Our Chinese classes are still helpful but frustrating. Since we don’t know enough Chinese to follow the teacher’s assignment yet, we are constantly embarrassed that we are prepared for the wrong thing or as in the case yesterday, we get to class, no one is there, but we saw one of the Korean students who showed us that the class would be across the hall in a room that was locked. It turned out when the teacher arrived and let us in, that yesterday was the day to go to language lab – which was cool. Not very hard – if we had had the correct books, but we didn’t, so if we had been in the US, we would have been the laughing stock of the century. But here, the teacher helped us along – I’m sure asking himself, “Lord, what did I do to deserve these idiots in my class…” Anyway, I have high hopes that soon, I will have the Chinese vocabulary of a neonate. Deb and I have hired Sue, a senior English major, to tutor us in Chinese, and yesterday was our first day with her. After two hours of her explaining that we aren’t getting the pronunciation right for various tones and initial sounds (consonants, +/-) and final sounds (vowels, +/-) for the 800th time in a row, I am afraid that she is going to jump in front of the next gonggongqiche she sees! (Deb has the tones almost down, but I can’t even hear them, while I have most of the basic sounds pretty well down, aside from the tones.)

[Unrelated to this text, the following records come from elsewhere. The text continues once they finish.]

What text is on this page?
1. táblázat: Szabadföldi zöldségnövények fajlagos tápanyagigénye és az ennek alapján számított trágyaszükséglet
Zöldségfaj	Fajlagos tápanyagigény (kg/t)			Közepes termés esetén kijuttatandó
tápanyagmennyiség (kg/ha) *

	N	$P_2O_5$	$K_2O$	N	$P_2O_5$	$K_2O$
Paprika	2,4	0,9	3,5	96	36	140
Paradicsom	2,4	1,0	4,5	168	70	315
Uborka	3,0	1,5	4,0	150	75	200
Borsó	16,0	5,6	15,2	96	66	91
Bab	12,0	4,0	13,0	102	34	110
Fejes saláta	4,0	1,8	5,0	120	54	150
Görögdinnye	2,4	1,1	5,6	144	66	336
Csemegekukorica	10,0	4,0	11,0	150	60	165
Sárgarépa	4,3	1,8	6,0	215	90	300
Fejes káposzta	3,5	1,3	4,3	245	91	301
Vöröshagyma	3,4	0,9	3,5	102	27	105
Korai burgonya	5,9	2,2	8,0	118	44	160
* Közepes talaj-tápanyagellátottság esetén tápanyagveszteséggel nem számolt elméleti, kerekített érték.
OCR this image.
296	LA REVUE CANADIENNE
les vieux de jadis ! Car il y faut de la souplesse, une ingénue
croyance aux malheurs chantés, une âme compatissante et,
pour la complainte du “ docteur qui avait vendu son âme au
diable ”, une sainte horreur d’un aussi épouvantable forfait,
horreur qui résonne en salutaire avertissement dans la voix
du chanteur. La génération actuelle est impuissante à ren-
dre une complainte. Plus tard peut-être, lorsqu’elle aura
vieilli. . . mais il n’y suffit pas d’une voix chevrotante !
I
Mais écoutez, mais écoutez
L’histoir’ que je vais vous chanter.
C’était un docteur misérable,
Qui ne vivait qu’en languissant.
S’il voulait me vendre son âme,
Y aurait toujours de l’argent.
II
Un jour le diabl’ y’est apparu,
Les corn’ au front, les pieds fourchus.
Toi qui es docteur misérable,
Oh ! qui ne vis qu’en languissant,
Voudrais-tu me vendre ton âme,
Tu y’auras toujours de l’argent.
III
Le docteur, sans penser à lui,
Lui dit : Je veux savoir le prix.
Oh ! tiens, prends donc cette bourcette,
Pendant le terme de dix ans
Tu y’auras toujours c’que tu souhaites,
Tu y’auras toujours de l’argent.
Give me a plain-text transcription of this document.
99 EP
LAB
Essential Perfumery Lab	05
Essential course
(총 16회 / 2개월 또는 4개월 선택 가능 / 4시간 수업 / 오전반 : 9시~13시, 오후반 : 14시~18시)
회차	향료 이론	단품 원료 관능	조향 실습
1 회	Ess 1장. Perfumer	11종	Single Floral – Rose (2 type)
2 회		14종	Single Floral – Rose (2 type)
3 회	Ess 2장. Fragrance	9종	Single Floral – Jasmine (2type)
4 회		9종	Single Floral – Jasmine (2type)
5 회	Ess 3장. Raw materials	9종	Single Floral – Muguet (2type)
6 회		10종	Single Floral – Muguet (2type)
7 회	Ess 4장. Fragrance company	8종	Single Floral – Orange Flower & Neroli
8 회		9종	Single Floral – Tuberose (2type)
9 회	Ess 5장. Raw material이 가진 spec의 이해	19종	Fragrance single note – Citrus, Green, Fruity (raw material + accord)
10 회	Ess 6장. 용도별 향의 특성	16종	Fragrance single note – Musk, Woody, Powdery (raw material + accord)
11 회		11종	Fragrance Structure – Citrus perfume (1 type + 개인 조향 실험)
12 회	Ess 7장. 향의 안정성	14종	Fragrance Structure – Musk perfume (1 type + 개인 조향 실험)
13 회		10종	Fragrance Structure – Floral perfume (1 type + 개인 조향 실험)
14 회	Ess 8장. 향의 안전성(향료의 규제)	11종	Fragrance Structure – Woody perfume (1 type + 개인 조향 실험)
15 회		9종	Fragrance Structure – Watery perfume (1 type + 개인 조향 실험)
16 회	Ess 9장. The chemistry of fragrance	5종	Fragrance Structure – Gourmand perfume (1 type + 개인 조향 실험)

The classes we teach are sort of the mirror image of the classes we take. Our classes are entirely in English, and we go as slowly as we think we can. The first lecture that I prepared is only about half finished after four hours of class, but the students keep apologizing for their poor English (though they have the vocabulary of a typical U.S. college student, sans slang), and asking that we slow down just a little more! The point of our teaching is to force the students to listen to a native speaker use English, but in my case, I am sure they are wondering of what country I am a native! By the way, most pre-school and elementary kids we see can say “hello” to us, and obviously their parents are encouraging them to learn English!